Accurate identification of pathogens is essential for establishing dependable diagnosis, choosing a treatment, and understanding the source of infection. Conventional identification of Brucella is based on modified acid fast staining and phenotypic methods including phage typing and serology that differentiate the species and biotypes^24,25. These tests are usually done in a specialist laboratory because of the types of tests conducted and the biohazard of working with the organism. B. melitensis can be identified using matrix-assisted laser desorption ionisation time of flight (MALDI-TOF) mass spectroscopy; however, further differentiation of species is not available using this technology without additional curation of the reference database²⁶. It is important to differentiate Brucella and Ochrobactrum species (close genetic relative within the family Brucellaceae, a genus largely consisting of environmental bacteria occasionally infecting humans) as Brucella has a higher biosafety risk to hospital and laboratory staff and can have different treatment strategies. Due to their similarity, some routine commercial identification systems can mis-identify the two organisms as B. melitensis and O. intermedium have a 98.8% similarity according to the rRNA gene sequence²⁷. Atypical Brucellae further complicate laboratory identification as most members, including amphibian isolates, are motile^15,22. Amphibian isolates also exhibit variant lipopolysaccharides (LPS), phage lysis, serum agglutination and dye sensitivities compared to classical Brucella and are often misidentified as Ochrobactrum^28,29. Although, when the Brucella reference database is available, MALDI-TOF assays can correctly identify them as Brucella. The differences in LPS of atypical and classical Brucella could result in serological diagnostics being impaired especially for human infections.

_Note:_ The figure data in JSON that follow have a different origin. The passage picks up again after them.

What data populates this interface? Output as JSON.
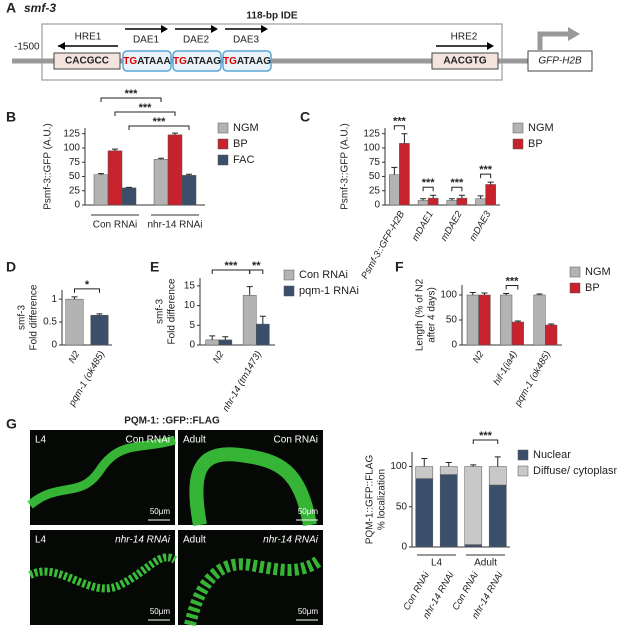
{
  "diagram": {
    "panel": "A",
    "gene": "smf-3",
    "ide_label": "118-bp IDE",
    "position": "-1500",
    "hre1": {
      "label": "HRE1",
      "seq": "CACGCC"
    },
    "daes": [
      {
        "label": "DAE1",
        "highlight": "TG",
        "rest": "ATAAA"
      },
      {
        "label": "DAE2",
        "highlight": "TG",
        "rest": "ATAAG"
      },
      {
        "label": "DAE3",
        "highlight": "TG",
        "rest": "ATAAG"
      }
    ],
    "hre2": {
      "label": "HRE2",
      "seq": "AACGTG"
    },
    "reporter": "GFP-H2B"
  },
  "chart_data": [
    {
      "type": "bar",
      "panel": "B",
      "ylabel": "Psmf-3::GFP (A.U.)",
      "categories": [
        "Con RNAi",
        "nhr-14 RNAi"
      ],
      "series": [
        {
          "name": "NGM",
          "color": "#b3b3b3",
          "values": [
            53,
            80
          ],
          "errors": [
            2,
            2
          ]
        },
        {
          "name": "BP",
          "color": "#c8222c",
          "values": [
            95,
            123
          ],
          "errors": [
            3,
            3
          ]
        },
        {
          "name": "FAC",
          "color": "#3b4f6b",
          "values": [
            30,
            52
          ],
          "errors": [
            1,
            2
          ]
        }
      ],
      "ylim": [
        0,
        135
      ],
      "yticks": [
        0,
        25,
        50,
        75,
        100,
        125
      ],
      "annotations": [
        "***",
        "***",
        "***"
      ]
    },
    {
      "type": "bar",
      "panel": "C",
      "ylabel": "Psmf-3::GFP (A.U.)",
      "categories": [
        "Psmf-3::GFP-H2B",
        "mDAE1",
        "mDAE2",
        "mDAE3"
      ],
      "series": [
        {
          "name": "NGM",
          "color": "#b3b3b3",
          "values": [
            53,
            8,
            8,
            11
          ],
          "errors": [
            13,
            3,
            3,
            5
          ]
        },
        {
          "name": "BP",
          "color": "#c8222c",
          "values": [
            108,
            12,
            12,
            36
          ],
          "errors": [
            17,
            5,
            5,
            4
          ]
        }
      ],
      "ylim": [
        0,
        135
      ],
      "yticks": [
        0,
        25,
        50,
        75,
        100,
        125
      ],
      "annotations": [
        "***",
        "***",
        "***",
        "***"
      ]
    },
    {
      "type": "bar",
      "panel": "D",
      "ylabel": [
        "smf-3",
        "Fold difference"
      ],
      "categories": [
        "N2",
        "pqm-1 (ok485)"
      ],
      "series": [
        {
          "colors": [
            "#b3b3b3",
            "#3b4f6b"
          ],
          "values": [
            1.0,
            0.65
          ],
          "errors": [
            0.05,
            0.03
          ]
        }
      ],
      "ylim": [
        0,
        1.2
      ],
      "yticks": [
        0,
        0.5,
        1
      ],
      "annotations": [
        "*"
      ]
    },
    {
      "type": "bar",
      "panel": "E",
      "ylabel": [
        "smf-3",
        "Fold difference"
      ],
      "categories": [
        "N2",
        "nhr-14 (tm1473)"
      ],
      "series": [
        {
          "name": "Con RNAi",
          "color": "#b3b3b3",
          "values": [
            1.3,
            12.6
          ],
          "errors": [
            1,
            2.2
          ]
        },
        {
          "name": "pqm-1 RNAi",
          "color": "#3b4f6b",
          "values": [
            1.3,
            5.3
          ],
          "errors": [
            0.8,
            2
          ]
        }
      ],
      "ylim": [
        0,
        17
      ],
      "yticks": [
        0,
        5,
        10,
        15
      ],
      "annotations": [
        "***",
        "**"
      ]
    },
    {
      "type": "bar",
      "panel": "F",
      "ylabel": [
        "Length (% of N2",
        "after 4 days)"
      ],
      "categories": [
        "N2",
        "hif-1(ia4)",
        "pqm-1 (ok485)"
      ],
      "series": [
        {
          "name": "NGM",
          "color": "#b3b3b3",
          "values": [
            100,
            100,
            100
          ],
          "errors": [
            5,
            3,
            2
          ]
        },
        {
          "name": "BP",
          "color": "#c8222c",
          "values": [
            100,
            46,
            40
          ],
          "errors": [
            4,
            2,
            2
          ]
        }
      ],
      "ylim": [
        0,
        120
      ],
      "yticks": [
        0,
        50,
        100
      ],
      "annotations": [
        "***"
      ]
    },
    {
      "type": "stacked_bar",
      "panel": "G",
      "ylabel": [
        "PQM-1::GFP::FLAG",
        "% localization"
      ],
      "categories": [
        "Con RNAi",
        "nhr-14 RNAi",
        "Con RNAi",
        "nhr-14 RNAi"
      ],
      "groups": [
        "L4",
        "Adult"
      ],
      "series": [
        {
          "name": "Nuclear",
          "color": "#3b4f6b",
          "values": [
            85,
            90,
            3,
            77
          ],
          "errors": [
            10,
            5,
            2,
            8
          ]
        },
        {
          "name": "Diffuse/ cytoplasmic",
          "color": "#c8c8c8",
          "values": [
            15,
            10,
            97,
            23
          ],
          "errors": [
            10,
            5,
            2,
            12
          ]
        }
      ],
      "ylim": [
        0,
        118
      ],
      "yticks": [
        0,
        50,
        100
      ],
      "annotations": [
        "***"
      ]
    }
  ],
  "micrographs": {
    "title": "PQM-1: :GFP::FLAG",
    "images": [
      {
        "stage": "L4",
        "condition": "Con RNAi",
        "scale": "50μm"
      },
      {
        "stage": "Adult",
        "condition": "Con RNAi",
        "scale": "50μm"
      },
      {
        "stage": "L4",
        "condition": "nhr-14 RNAi",
        "scale": "50μm"
      },
      {
        "stage": "Adult",
        "condition": "nhr-14 RNAi",
        "scale": "50μm"
      }
    ]
  }
}
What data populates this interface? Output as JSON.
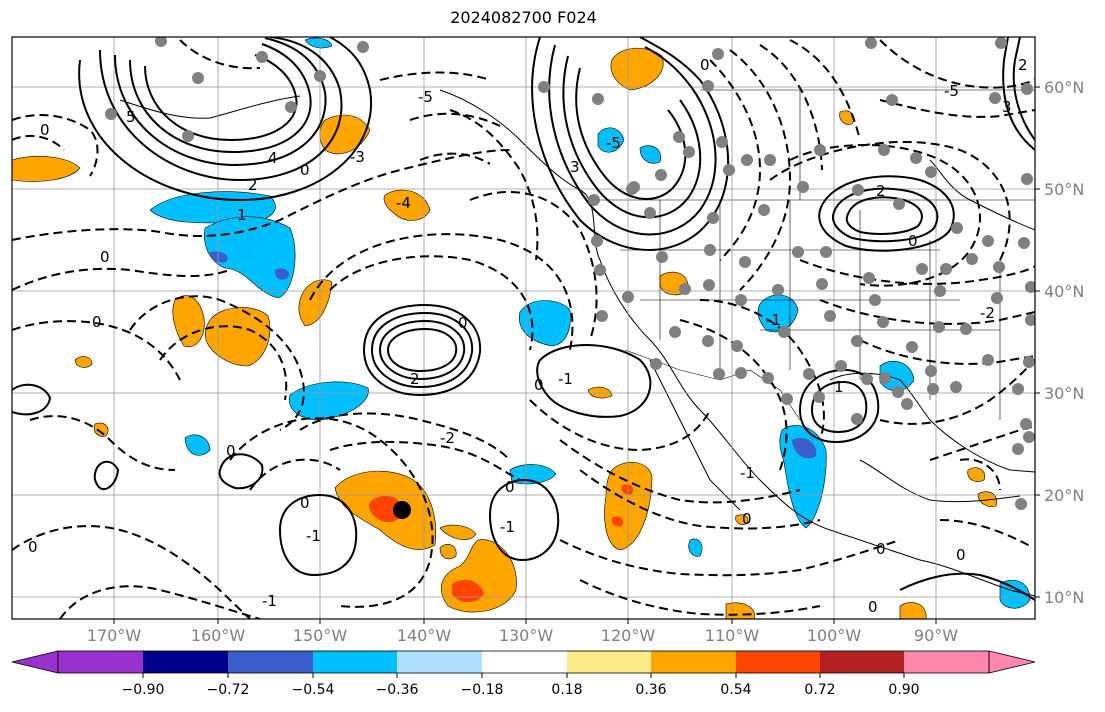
{
  "title": "2024082700 F024",
  "lat_labels": [
    "60°N",
    "50°N",
    "40°N",
    "30°N",
    "20°N",
    "10°N"
  ],
  "lon_labels": [
    "170°W",
    "160°W",
    "150°W",
    "140°W",
    "130°W",
    "120°W",
    "110°W",
    "100°W",
    "90°W"
  ],
  "colorbar": {
    "labels": [
      "−0.90",
      "−0.72",
      "−0.54",
      "−0.36",
      "−0.18",
      "0.18",
      "0.36",
      "0.54",
      "0.72",
      "0.90"
    ],
    "colors": [
      "#9932cc",
      "#00008b",
      "#3a5fcd",
      "#00bfff",
      "#b0e0ff",
      "#ffffff",
      "#ffeb8a",
      "#ffa500",
      "#ff4500",
      "#b22222",
      "#ff88aa"
    ]
  },
  "contour_labels": [
    "5",
    "4",
    "2",
    "1",
    "0",
    "-1",
    "-2",
    "-3",
    "-4",
    "-5",
    "3"
  ],
  "marker_colors": {
    "stations": "#808080",
    "storm_center": "#000000"
  }
}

Until recently the genus Brucella was considered to represent a genetically homogeneous group of bacteria associated with mammalian hosts. Recently, the situation has become more complex with a rapid increase in the number of novel, genetically divergent, Brucella being isolated from cold-blooded hosts. The zoonotic potential and pathogenicity of these Brucella sp. strains remains unknown. Further studies are required to gain insights on the bacterial carriage and characterisation of these isolates to understand their role in the evolution of the species from being soil bacteria that are characterised by motility and a broad metabolic activity to becoming highly virulent but host-specific clonal pathogens.

The authors declare no conflicts of interest.